A iniciativa chinesa visa corrigir os desequilíbrios que caracterizam as relações comerciais bilaterais. No entanto, o seu efeito poderá ser modesto, tendo em conta o baixo valor agregado das exportações africanas para o gigante asiático e a sua concentração num número limitado de países.
A China eliminará as tarifas alfandegárias sobre todas as suas importações provenientes dos países africanos com os quais mantém relações diplomáticas a partir de 1º de maio de 2026, anunciou o presidente chinês Xi Jinping no sábado, 14 de fevereiro.
“A partir de 1º de maio de 2026, a China implementará plenamente um tratamento de tarifa zero em favor dos 53 países com os quais mantém relações diplomáticas”, declarou numa mensagem dirigida aos chefes de Estado do continente, reunidos em Addis Abeba, por ocasião da 39ª cimeira anual da União Africana (UA).
O líder chinês sublinhou ainda que este tratamento tarifário nulo contribuirá para “criar novas oportunidades para o desenvolvimento da África”, indicando que o seu país está “pronto para um aprofundamento dos benefícios mútuos da cooperação bilateral”.
O novo desmantelamento tarifário havia sido anunciado pela primeira vez em junho de 2025, num contexto marcado por uma desestabilização do comércio mundial devido às tarifas impostas pela administração Trump.
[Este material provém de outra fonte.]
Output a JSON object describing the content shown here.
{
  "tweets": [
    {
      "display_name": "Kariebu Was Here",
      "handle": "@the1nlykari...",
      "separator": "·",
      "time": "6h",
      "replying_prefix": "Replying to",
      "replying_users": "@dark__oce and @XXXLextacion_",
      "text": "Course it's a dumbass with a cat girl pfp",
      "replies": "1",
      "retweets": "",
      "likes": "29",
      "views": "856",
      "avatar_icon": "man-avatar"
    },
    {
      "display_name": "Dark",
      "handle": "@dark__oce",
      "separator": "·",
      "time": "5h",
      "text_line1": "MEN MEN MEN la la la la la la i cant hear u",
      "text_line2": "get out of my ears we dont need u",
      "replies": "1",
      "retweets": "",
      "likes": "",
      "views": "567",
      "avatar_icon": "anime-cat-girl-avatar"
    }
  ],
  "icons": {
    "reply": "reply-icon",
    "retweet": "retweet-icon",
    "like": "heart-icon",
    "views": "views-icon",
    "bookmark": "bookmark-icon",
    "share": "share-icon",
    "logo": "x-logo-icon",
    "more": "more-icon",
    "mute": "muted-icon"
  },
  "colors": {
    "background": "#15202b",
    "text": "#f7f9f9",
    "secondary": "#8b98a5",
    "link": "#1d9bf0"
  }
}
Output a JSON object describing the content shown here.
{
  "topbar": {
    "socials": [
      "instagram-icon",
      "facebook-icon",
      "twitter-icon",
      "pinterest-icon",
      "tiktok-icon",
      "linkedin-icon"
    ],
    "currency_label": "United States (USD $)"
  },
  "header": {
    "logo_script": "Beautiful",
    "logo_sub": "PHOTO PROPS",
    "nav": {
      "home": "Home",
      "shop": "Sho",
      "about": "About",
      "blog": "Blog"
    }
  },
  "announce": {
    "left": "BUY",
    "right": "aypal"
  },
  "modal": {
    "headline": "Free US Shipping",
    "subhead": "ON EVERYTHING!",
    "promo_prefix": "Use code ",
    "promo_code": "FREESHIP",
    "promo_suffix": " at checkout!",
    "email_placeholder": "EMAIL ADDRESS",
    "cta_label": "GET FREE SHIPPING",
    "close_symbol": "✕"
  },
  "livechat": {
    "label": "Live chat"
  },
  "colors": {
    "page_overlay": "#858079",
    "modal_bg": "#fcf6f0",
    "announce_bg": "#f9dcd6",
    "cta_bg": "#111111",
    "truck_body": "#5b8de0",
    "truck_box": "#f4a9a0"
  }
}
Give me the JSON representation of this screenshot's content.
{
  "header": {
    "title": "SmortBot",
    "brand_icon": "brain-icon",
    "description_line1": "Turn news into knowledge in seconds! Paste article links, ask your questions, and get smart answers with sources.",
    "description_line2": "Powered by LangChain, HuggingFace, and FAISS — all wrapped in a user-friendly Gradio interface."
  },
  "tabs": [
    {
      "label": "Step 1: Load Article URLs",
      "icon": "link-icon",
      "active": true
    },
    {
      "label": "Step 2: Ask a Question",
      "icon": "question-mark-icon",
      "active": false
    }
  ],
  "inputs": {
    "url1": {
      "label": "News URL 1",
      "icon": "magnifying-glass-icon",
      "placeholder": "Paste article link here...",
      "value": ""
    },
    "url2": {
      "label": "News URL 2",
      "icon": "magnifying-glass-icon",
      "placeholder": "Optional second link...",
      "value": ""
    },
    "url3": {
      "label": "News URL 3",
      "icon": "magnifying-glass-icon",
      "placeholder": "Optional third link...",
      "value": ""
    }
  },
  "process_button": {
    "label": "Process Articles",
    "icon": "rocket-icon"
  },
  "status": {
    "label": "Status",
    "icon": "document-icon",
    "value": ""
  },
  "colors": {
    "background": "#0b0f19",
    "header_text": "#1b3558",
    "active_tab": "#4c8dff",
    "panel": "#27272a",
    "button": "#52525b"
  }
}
O governo chinês não havia então mencionado a data de entrada em vigor da nova medida destinada a reequilibrar as trocas comerciais com o continente.
A isenção generalizada de direitos aduaneiros oferecida pela China a todos os seus parceiros comerciais africanos, com exceção do Eswatini (antiga Suazilândia), último aliado de Taiwan no continente, ocorre num momento em que 33 países africanos já beneficiam, desde 1º de dezembro de 2024, do tratamento de tarifa zero concedido por Pequim aos países menos desenvolvidos (PMD).
Anteriormente sujeitos a tarifas chinesas padrão que podiam atingir 25%, países africanos de rendimento médio como o Quênia, a África do Sul, a Nigéria, o Egito e o Marrocos beneficiarão pela primeira vez de acesso a este mercado isento de tarifas.
Para além do alcance geoestratégico da sua iniciativa, que contraria o protecionismo americano exacerbado, Pequim procura reduzir o seu colossal excedente comercial com a África, amplamente criticado nos últimos anos.
Um desequilíbrio comercial estrutural
A China é o principal parceiro comercial do continente africano desde 2008. As trocas comerciais bilaterais atingiram 348,05 mil milhões de dólares em 2025, um aumento de 17,7% em relação a 2024, segundo dados publicados pela administração geral das alfândegas chinesas. As exportações da China para os países africanos aumentaram 25,8% durante o último ano, alcançando 225,03 mil milhões de dólares, enquanto as importações chinesas provenientes do continente totalizaram 123,02 mil milhões de dólares, registando um aumento modesto de 5,4% em comparação com 2024.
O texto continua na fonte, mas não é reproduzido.